Dans son spectacle, l’humoriste français n’incarnera pas des personnages comme tels, mais emploiera certains tons bien choisis pour amener ses propos. On pense au macho ou encore au naïf, mais il nous assure que ce sera du Timsit comme on ne l’a jamais encore vu, ni sur les planches ou au grand écran. « J’ai eu cette chance, moi, de pouvoir faire plein de choses différentes. Ce que je fais au cinéma ne vous aidera pas à comprendre ce que je fais sur scène. C’est ce qui me régale dans la vie. Quand je fais du stand-up, je suis en stand-up, je ne fais aucune référence à moi dans le cinéma. Quand je fais du cinéma, c’est quand je me dis que j’en ai marre d’être seul. »

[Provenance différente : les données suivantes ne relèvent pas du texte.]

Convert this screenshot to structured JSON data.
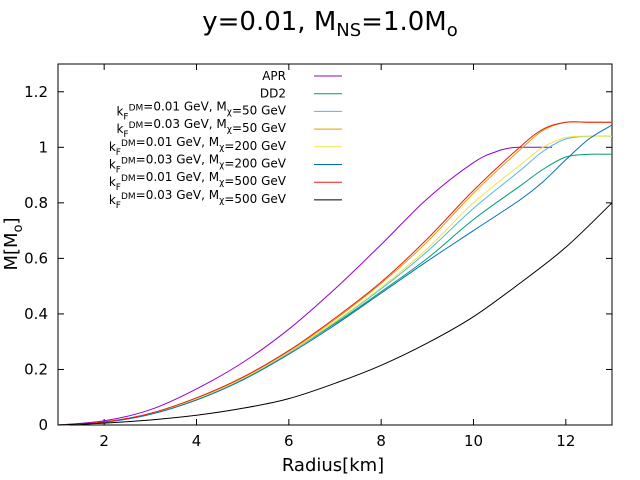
{
  "chart_data": {
    "type": "line",
    "title": {
      "main": "y=0.01, M",
      "main_sub": "NS",
      "rest": "=1.0M",
      "rest_sub": "o"
    },
    "xlabel": "Radius[km]",
    "ylabel": {
      "main": "M[M",
      "sub": "o",
      "close": "]"
    },
    "xlim": [
      1,
      13
    ],
    "ylim": [
      0,
      1.3
    ],
    "xticks": [
      2,
      4,
      6,
      8,
      10,
      12
    ],
    "yticks": [
      0,
      0.2,
      0.4,
      0.6,
      0.8,
      1,
      1.2
    ],
    "grid": false,
    "legend_position": "top-left",
    "series": [
      {
        "name": "APR",
        "legend": {
          "segments": [
            {
              "t": "APR",
              "s": "n"
            }
          ]
        },
        "color": "#9400d3",
        "x": [
          1,
          2,
          3,
          4,
          5,
          6,
          7,
          8,
          9,
          10,
          10.5,
          10.8,
          11,
          11.5,
          11.7
        ],
        "y": [
          0,
          0.015,
          0.055,
          0.13,
          0.225,
          0.345,
          0.49,
          0.65,
          0.815,
          0.945,
          0.985,
          0.998,
          1.0,
          1.0,
          1.0
        ]
      },
      {
        "name": "DD2",
        "legend": {
          "segments": [
            {
              "t": "DD2",
              "s": "n"
            }
          ]
        },
        "color": "#009e73",
        "x": [
          1,
          2,
          3,
          4,
          5,
          6,
          7,
          8,
          9,
          10,
          11,
          11.5,
          12,
          12.5,
          13
        ],
        "y": [
          0,
          0.01,
          0.04,
          0.095,
          0.165,
          0.26,
          0.365,
          0.48,
          0.6,
          0.74,
          0.86,
          0.92,
          0.965,
          0.975,
          0.975
        ]
      },
      {
        "name": "kF DM=0.01 GeV, Mchi=50 GeV",
        "legend": {
          "segments": [
            {
              "t": "k",
              "s": "n"
            },
            {
              "t": "F",
              "s": "sub"
            },
            {
              "t": "DM",
              "s": "sup"
            },
            {
              "t": "=0.01 GeV, M",
              "s": "n"
            },
            {
              "t": "χ",
              "s": "sub"
            },
            {
              "t": "=50 GeV",
              "s": "n"
            }
          ]
        },
        "color": "#56b4e9",
        "x": [
          1,
          2,
          3,
          4,
          5,
          6,
          7,
          8,
          9,
          10,
          11,
          11.5,
          12,
          12.5,
          13
        ],
        "y": [
          0,
          0.01,
          0.04,
          0.093,
          0.165,
          0.26,
          0.37,
          0.49,
          0.625,
          0.78,
          0.915,
          0.985,
          1.03,
          1.04,
          1.04
        ]
      },
      {
        "name": "kF DM=0.03 GeV, Mchi=50 GeV",
        "legend": {
          "segments": [
            {
              "t": "k",
              "s": "n"
            },
            {
              "t": "F",
              "s": "sub"
            },
            {
              "t": "DM",
              "s": "sup"
            },
            {
              "t": "=0.03 GeV, M",
              "s": "n"
            },
            {
              "t": "χ",
              "s": "sub"
            },
            {
              "t": "=50 GeV",
              "s": "n"
            }
          ]
        },
        "color": "#e69f00",
        "x": [
          1,
          2,
          3,
          4,
          5,
          6,
          7,
          8,
          9,
          10,
          11,
          11.5,
          12,
          12.5,
          13
        ],
        "y": [
          0,
          0.01,
          0.04,
          0.095,
          0.17,
          0.265,
          0.38,
          0.51,
          0.66,
          0.835,
          0.99,
          1.06,
          1.09,
          1.09,
          1.09
        ]
      },
      {
        "name": "kF DM=0.01 GeV, Mchi=200 GeV",
        "legend": {
          "segments": [
            {
              "t": "k",
              "s": "n"
            },
            {
              "t": "F",
              "s": "sub"
            },
            {
              "t": "DM",
              "s": "sup"
            },
            {
              "t": "=0.01 GeV, M",
              "s": "n"
            },
            {
              "t": "χ",
              "s": "sub"
            },
            {
              "t": "=200 GeV",
              "s": "n"
            }
          ]
        },
        "color": "#f0e442",
        "x": [
          1,
          2,
          3,
          4,
          5,
          6,
          7,
          8,
          9,
          10,
          11,
          11.5,
          12,
          12.5,
          13
        ],
        "y": [
          0,
          0.01,
          0.04,
          0.094,
          0.167,
          0.262,
          0.372,
          0.495,
          0.635,
          0.8,
          0.935,
          1.0,
          1.035,
          1.04,
          1.04
        ]
      },
      {
        "name": "kF DM=0.03 GeV, Mchi=200 GeV",
        "legend": {
          "segments": [
            {
              "t": "k",
              "s": "n"
            },
            {
              "t": "F",
              "s": "sub"
            },
            {
              "t": "DM",
              "s": "sup"
            },
            {
              "t": "=0.03 GeV, M",
              "s": "n"
            },
            {
              "t": "χ",
              "s": "sub"
            },
            {
              "t": "=200 GeV",
              "s": "n"
            }
          ]
        },
        "color": "#0072b2",
        "x": [
          1,
          2,
          3,
          4,
          5,
          6,
          7,
          8,
          9,
          10,
          11,
          11.5,
          12,
          12.5,
          13
        ],
        "y": [
          0,
          0.01,
          0.038,
          0.09,
          0.162,
          0.255,
          0.36,
          0.475,
          0.59,
          0.7,
          0.81,
          0.875,
          0.955,
          1.03,
          1.08
        ]
      },
      {
        "name": "kF DM=0.01 GeV, Mchi=500 GeV",
        "legend": {
          "segments": [
            {
              "t": "k",
              "s": "n"
            },
            {
              "t": "F",
              "s": "sub"
            },
            {
              "t": "DM",
              "s": "sup"
            },
            {
              "t": "=0.01 GeV, M",
              "s": "n"
            },
            {
              "t": "χ",
              "s": "sub"
            },
            {
              "t": "=500 GeV",
              "s": "n"
            }
          ]
        },
        "color": "#e51e10",
        "x": [
          1,
          2,
          3,
          4,
          5,
          6,
          7,
          8,
          9,
          10,
          11,
          11.5,
          12,
          12.5,
          13
        ],
        "y": [
          0,
          0.011,
          0.042,
          0.098,
          0.172,
          0.268,
          0.385,
          0.515,
          0.67,
          0.845,
          1.0,
          1.065,
          1.09,
          1.09,
          1.09
        ]
      },
      {
        "name": "kF DM=0.03 GeV, Mchi=500 GeV",
        "legend": {
          "segments": [
            {
              "t": "k",
              "s": "n"
            },
            {
              "t": "F",
              "s": "sub"
            },
            {
              "t": "DM",
              "s": "sup"
            },
            {
              "t": "=0.03 GeV, M",
              "s": "n"
            },
            {
              "t": "χ",
              "s": "sub"
            },
            {
              "t": "=500 GeV",
              "s": "n"
            }
          ]
        },
        "color": "#000000",
        "x": [
          1,
          2,
          3,
          4,
          5,
          6,
          7,
          8,
          9,
          10,
          11,
          12,
          13
        ],
        "y": [
          0,
          0.007,
          0.018,
          0.035,
          0.06,
          0.095,
          0.15,
          0.215,
          0.295,
          0.39,
          0.51,
          0.64,
          0.8
        ]
      }
    ]
  }
}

Patrick Timsit sait déjà la manière de s’y prendre pour charmer le public québécois. « Il faut que je sois humble et que je me présente, pour ceux qui ne me connaissent pas. C’est à ça que je vais faire attention. Plutôt que de rentrer dedans et que les gens soient hermétiques à tout ce que je vais dire après, je vais essayer de faire le contraire. C’est en devenant un peu copain qu’on peut plus dire des choses qui vous taquinent. »

En attendant la prochaine invitation au Québec, qui ne risque pas de se faire attendre trop longtemps, Patrick Timsit se produira à L’Olympia le 18 février prochain. Quoi de mieux qu’une bonne soirée en bonne compagnie pour une bonne dose d’autodérision?